Après sept ans de négociations et plus d’une trentaine de sessions bilatérales, la Chine et l’Union européenne sont parvenues à s’entendre sur un accord global sur les investissements. Le CAI, pour Comprehensive Agreement on Investment, n’est pas à proprement parler un accord de libre-échange – Free Trade Agreement dans le jargon bruxellois – et ne saurait être analysé sous le même prisme que le CETA ou le JEFTA, les deux principaux traités négociés par l’Union européenne avec le Canada et le Japon. Si les conséquences sur le plan économique devraient être limitées, l’aboutissement de cet accord est une nouvelle illustration de l’incapacité de l’Union européenne à affirmer une quelconque autonomie stratégique.

En 2013, l’Union européenne, alors empêtrée dans la crise des dettes souveraines et incapable de s’extraire de ses apories en matière de politiques d’austérité, est sur le point de conclure dans la douleur le CETA ou AECG pour Accord économique commercial et global, l’accord régional de libre-échange avec le Canada. Pour les hiérarques bruxellois, c’est l’aboutissement de Maastricht et de la mission dévolue à l’Union européenne : la libéralisation des échanges partout et la primauté du droit sur les jeux de puissance. C’est dans cette logique que le commissaire européen au Commerce, le néolibéral Belge Karel de Gucht, a lancé sans aménité des consultations en vue d’un accord d’investissement avec la Chine.
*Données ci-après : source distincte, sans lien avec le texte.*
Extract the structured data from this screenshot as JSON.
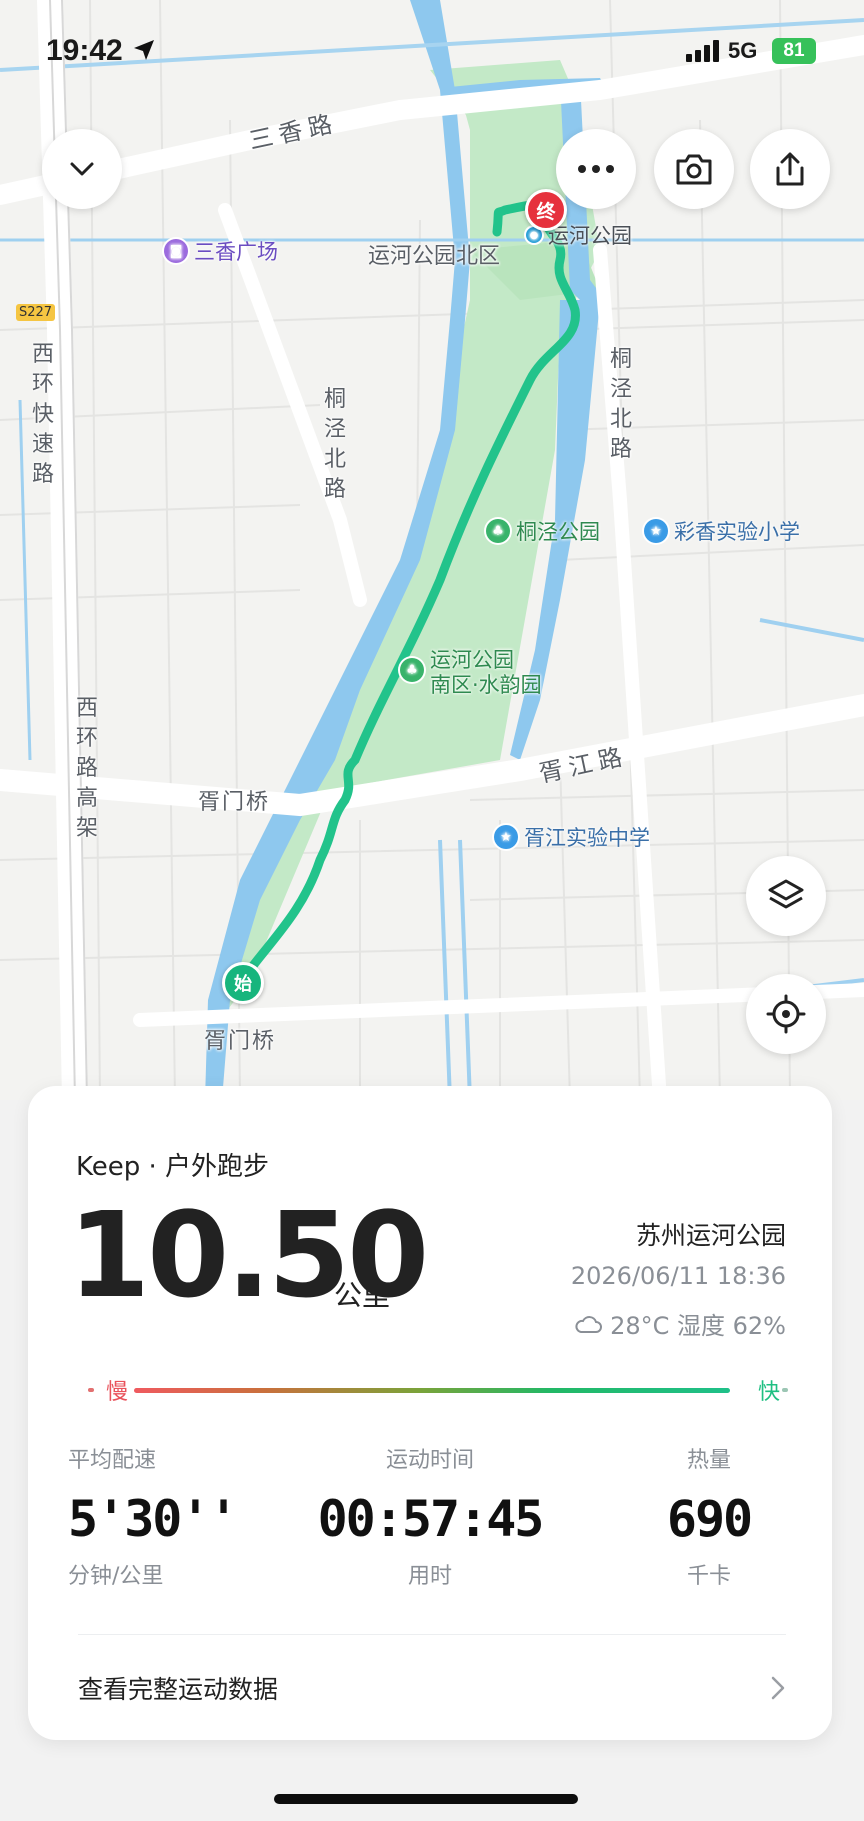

Cet accord, contrairement à ceux susmentionnés, ne vise pas à abaisser les barrières tarifaires ou l’entrée de nouveaux produits en Chine et au sein de l’Union européenne. Sa principale ambition est d’obtenir un rééquilibrage dans la pénétration au marché chinois, de limiter les subventions aux entreprises chinoises sur leur sol et de sécuriser les investissements des Européens tout en protégeant leurs technologies, brevets et leurs savoir-faire. La deuxième puissance économique mondiale est alors le deuxième partenaire commercial de l’Union européenne derrière les États-Unis, l’Union étant elle-même le premier partenaire commercial de la Chine.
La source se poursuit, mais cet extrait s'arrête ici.